Быть может, вторая Жанна слышала голоса, так же как первая. Не подлежит сомнению, что первая безоговорочно верила в эти голоса. Они ведь ее не обманули. Правда, в конце концов ее сожгли.
Голоса. О них много писали и много философствовали. Все эпохи знали такие голоса, только каждый раз их называли по-иному. Сократ, например, называл свой голос «даймонион», это был добрый, предостерегающий голос. Ему тоже пришлось в конце концов выпить яд из-за своего даймониона. А я слышу голоса? Думается, да. И фюрер слышит голоса. Он говорит это, он верит в это, быть может, и я верю в это. Иной раз голоса и правы. Играющие в рулетку тоже в большинстве случаев слышат голоса, голоса подсказывают им, поставить на красное или на черное. Случается, что кто-нибудь из игроков, прислушивающихся к голосам, и выигрывает. Иногда два раза подряд. Три раза. Но в конце концов выигрывает все же банкомет.
Два года длилось благоденствие Лже-Жанны. Фюреру внутренний голос пророчит, что наше благоденствие продлится тысячу лет. Но в конце концов выиграет банкомет. В начале царствования «тысячелетнего рейха» Медведь сказал: «Социалисты продержались десять лет, интересно знать, сколько вытянем мы». Знаменитые семь тучных лет.
Но в конце концов, за нами стоит международный монополистический капитал. Он посадил нас в седло и не даст нам так скоро свалиться в грязь. Быть может, капиталисты уже жалеют, что призвали нас к власти, и долго терпеть нашу безмерную наглость мир не будет. По сути дела, просто невероятно, что человеку, вроде меня, позволяют здесь, в Париже, играть такую значительную роль. В правящих кругах ведь знают, насколько внутренне слабо и непрочно то, что стоит за мной. Не понимаю, как они терпят.
Но пока мы живем. Пока мы говорим всякому, кто хочет и кто не хочет слышать, говорим, что мы на редкость жизнеспособны, мы говорим это и пишем, мы бахвалимся и кричим об этом в эфир. И скоро у нас будет самая мощная армия в мире и самый многочисленный воздушный флот. И вообще, мы парни хоть куда. Все это прекрасно, фантастично и невероятно гнило. Чудо, что наше белыми нитками шитое великолепие до сих пор держится, держится уже дольше, чем великолепие Лже-Жанны, и вечером я спрашиваю себя, продержится ли оно до утра, а утром — продержится ли до вечера.

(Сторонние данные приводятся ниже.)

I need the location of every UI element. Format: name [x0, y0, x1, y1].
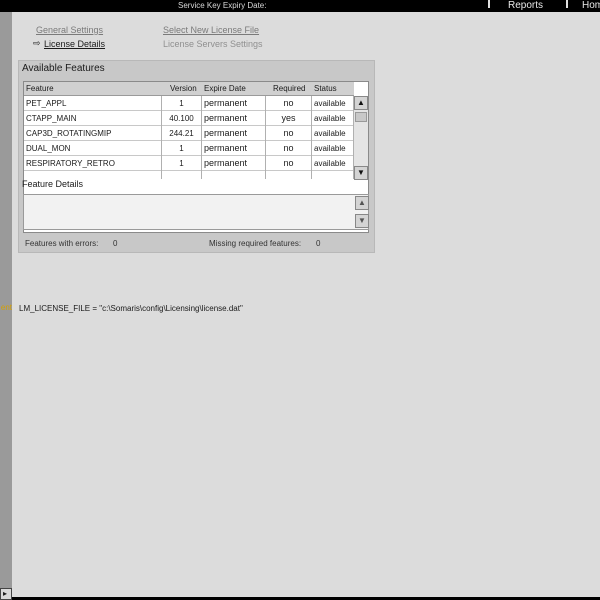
features-scrollbar[interactable]: ▲ ▼ [354, 96, 368, 180]
table-cell [24, 171, 162, 179]
left-panel-text: ent [0, 303, 12, 312]
nav-separator [566, 0, 568, 8]
feature-version: 1 [162, 96, 202, 111]
arrow-right-icon: ⇨ [33, 38, 41, 48]
feature-version: 1 [162, 156, 202, 171]
table-row[interactable]: PET_APPL 1 permanent no available [24, 96, 354, 111]
feature-name: CTAPP_MAIN [24, 111, 162, 126]
license-servers-settings-link[interactable]: License Servers Settings [163, 39, 263, 49]
feature-expire: permanent [202, 96, 266, 111]
table-cell [266, 171, 312, 179]
feature-required: yes [266, 111, 312, 126]
scroll-up-button[interactable]: ▲ [354, 96, 368, 110]
table-row[interactable]: DUAL_MON 1 permanent no available [24, 141, 354, 156]
column-expire-date[interactable]: Expire Date [204, 84, 246, 93]
feature-required: no [266, 156, 312, 171]
feature-name: RESPIRATORY_RETRO [24, 156, 162, 171]
feature-version: 40.100 [162, 111, 202, 126]
feature-version: 1 [162, 141, 202, 156]
license-details-link[interactable]: License Details [44, 39, 105, 49]
feature-expire: permanent [202, 141, 266, 156]
scroll-down-button[interactable]: ▼ [354, 166, 368, 180]
table-cell [312, 171, 354, 179]
expand-button[interactable]: ▸ [0, 588, 12, 600]
home-link[interactable]: Hom [582, 0, 600, 11]
feature-required: no [266, 96, 312, 111]
select-new-license-link[interactable]: Select New License File [163, 25, 259, 35]
table-header: Feature Version Expire Date Required Sta… [24, 82, 354, 96]
column-required[interactable]: Required [273, 84, 305, 93]
nav-separator [488, 0, 490, 8]
top-bar: Service Key Expiry Date: Reports Hom [0, 0, 600, 12]
column-feature[interactable]: Feature [26, 84, 54, 93]
feature-expire: permanent [202, 156, 266, 171]
feature-status: available [312, 141, 354, 156]
column-status[interactable]: Status [314, 84, 337, 93]
column-version[interactable]: Version [170, 84, 197, 93]
play-icon: ▸ [3, 589, 8, 598]
available-features-panel: Available Features Feature Version Expir… [18, 60, 375, 253]
table-cell [202, 171, 266, 179]
triangle-up-icon: ▲ [357, 98, 365, 107]
reports-link[interactable]: Reports [508, 0, 543, 11]
feature-expire: permanent [202, 126, 266, 141]
triangle-down-icon: ▼ [357, 168, 365, 177]
feature-required: no [266, 141, 312, 156]
feature-status: available [312, 111, 354, 126]
triangle-up-icon: ▲ [358, 198, 366, 207]
features-with-errors-value: 0 [113, 239, 118, 248]
service-key-expiry-label: Service Key Expiry Date: [178, 1, 267, 10]
feature-required: no [266, 126, 312, 141]
scroll-thumb[interactable] [355, 112, 367, 122]
feature-details-box: ▲ ▼ [23, 194, 369, 230]
feature-expire: permanent [202, 111, 266, 126]
missing-required-features-label: Missing required features: [209, 239, 302, 248]
table-cell [162, 171, 202, 179]
triangle-down-icon: ▼ [358, 216, 366, 225]
missing-required-features-value: 0 [316, 239, 321, 248]
table-row [24, 171, 354, 179]
feature-version: 244.21 [162, 126, 202, 141]
feature-status: available [312, 156, 354, 171]
license-file-path: LM_LICENSE_FILE = "c:\Somaris\config\Lic… [19, 304, 243, 313]
table-row[interactable]: CTAPP_MAIN 40.100 permanent yes availabl… [24, 111, 354, 126]
feature-name: CAP3D_ROTATINGMIP [24, 126, 162, 141]
details-scroll-up-button[interactable]: ▲ [355, 196, 369, 210]
available-features-title: Available Features [22, 63, 105, 74]
table-row[interactable]: CAP3D_ROTATINGMIP 244.21 permanent no av… [24, 126, 354, 141]
feature-status: available [312, 126, 354, 141]
feature-name: DUAL_MON [24, 141, 162, 156]
feature-details-title: Feature Details [22, 179, 84, 189]
left-panel-strip [0, 12, 12, 590]
table-row[interactable]: RESPIRATORY_RETRO 1 permanent no availab… [24, 156, 354, 171]
features-with-errors-label: Features with errors: [25, 239, 99, 248]
feature-status: available [312, 96, 354, 111]
general-settings-link[interactable]: General Settings [36, 25, 103, 35]
feature-name: PET_APPL [24, 96, 162, 111]
details-scroll-down-button[interactable]: ▼ [355, 214, 369, 228]
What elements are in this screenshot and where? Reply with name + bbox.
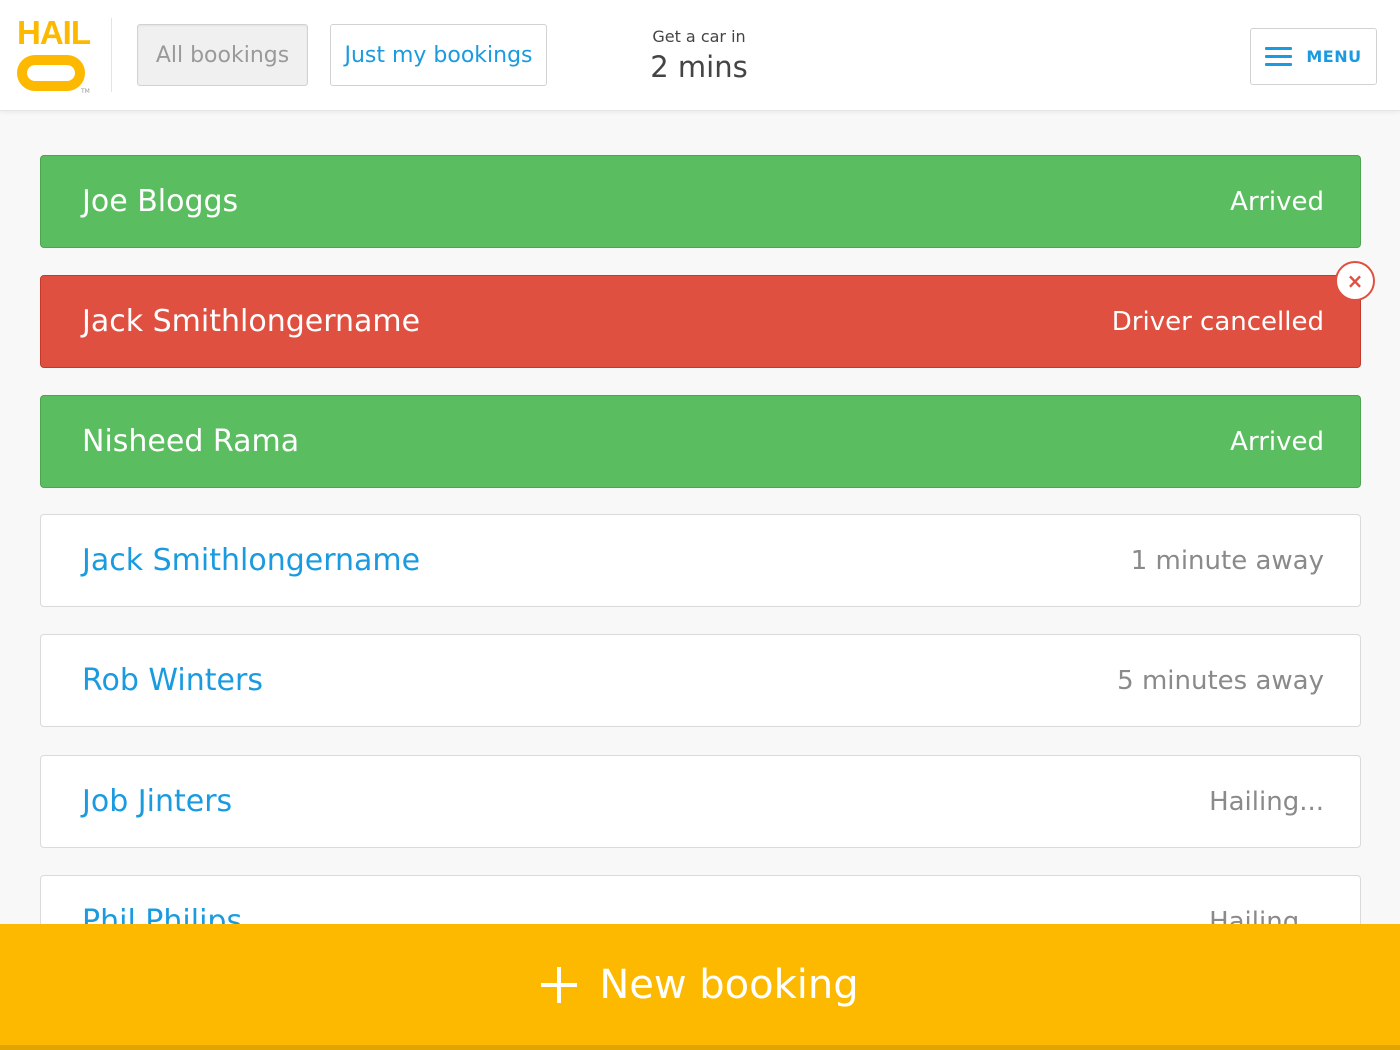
booking-status: 5 minutes away	[1117, 665, 1324, 696]
eta-display: Get a car in 2 mins	[620, 26, 778, 86]
logo-text: HAIL	[17, 14, 91, 51]
booking-card[interactable]: Rob Winters 5 minutes away	[40, 634, 1361, 727]
logo-trademark: TM	[81, 88, 90, 95]
booking-name: Rob Winters	[82, 663, 263, 698]
new-booking-button[interactable]: New booking	[0, 924, 1400, 1050]
header-divider	[111, 18, 112, 92]
booking-status: Arrived	[1230, 186, 1324, 217]
dismiss-cancelled-button[interactable]: ×	[1335, 261, 1375, 301]
close-icon: ×	[1346, 269, 1364, 293]
booking-status: Arrived	[1230, 426, 1324, 457]
logo-oval	[17, 55, 85, 91]
booking-card[interactable]: Jack Smithlongername Driver cancelled	[40, 275, 1361, 368]
eta-value: 2 mins	[650, 50, 748, 84]
eta-label: Get a car in	[652, 27, 746, 46]
booking-status: Hailing...	[1209, 906, 1324, 925]
booking-name: Jack Smithlongername	[82, 304, 421, 339]
booking-status: 1 minute away	[1130, 545, 1324, 576]
booking-card[interactable]: Nisheed Rama Arrived	[40, 395, 1361, 488]
booking-card[interactable]: Joe Bloggs Arrived	[40, 155, 1361, 248]
tab-just-my-bookings[interactable]: Just my bookings	[330, 24, 547, 86]
menu-label: MENU	[1306, 47, 1362, 66]
booking-name: Nisheed Rama	[82, 424, 300, 459]
booking-card[interactable]: Jack Smithlongername 1 minute away	[40, 514, 1361, 607]
booking-status: Hailing...	[1209, 786, 1324, 817]
hailo-logo: HAIL TM	[17, 14, 91, 95]
booking-card[interactable]: Phil Philips Hailing...	[40, 875, 1361, 924]
booking-name: Joe Bloggs	[82, 184, 239, 219]
booking-status: Driver cancelled	[1111, 306, 1324, 337]
hamburger-icon	[1265, 47, 1293, 66]
booking-card[interactable]: Job Jinters Hailing...	[40, 755, 1361, 848]
bookings-list[interactable]: Joe Bloggs Arrived Jack Smithlongername …	[0, 111, 1400, 924]
booking-name: Jack Smithlongername	[82, 543, 421, 578]
plus-icon	[541, 966, 578, 1003]
menu-button[interactable]: MENU	[1250, 28, 1377, 85]
booking-name: Phil Philips	[82, 904, 243, 924]
app-header: HAIL TM All bookings Just my bookings Ge…	[0, 0, 1400, 111]
new-booking-label: New booking	[599, 961, 859, 1008]
tab-all-bookings[interactable]: All bookings	[137, 24, 308, 86]
booking-name: Job Jinters	[82, 784, 233, 819]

Мальчиками мы любили пускать мыльные пузыри. Пузыри с каждым разом раздувались все больше, становились все радужнее, и еще больше, и еще радужнее. А напоследок было самое интересное: с замиранием сердца ждали мы, когда лопнут последние, самые большие и радужные пузыри.
Но еще чудеснее этой игры были лодки-качели. Взлетаешь все выше, выше. Сначала под животом так сладостно щекочет, потом щекотка ползет вверх по животу. Пять лет назад мы с Леа ездили в Бельгию; в Генте на ярмарке мы катались на лодках-качелях. В последний раз сел я тогда в лодки-качели. Это было совсем не то ощущение, что когда-то. Меня слегка тошнило, и пришлось сделать большое усилие над собой, чтобы Леа ничего не заметила. Но когда я вспоминаю о качелях моей юности, у меня еще и теперь сильнее бьется сердце. Как ждали мы — вот сейчас взлетим еще выше и еще, и, если взлетим еще только чуточку выше, нас выбросит вон, в пустоту, в пространство.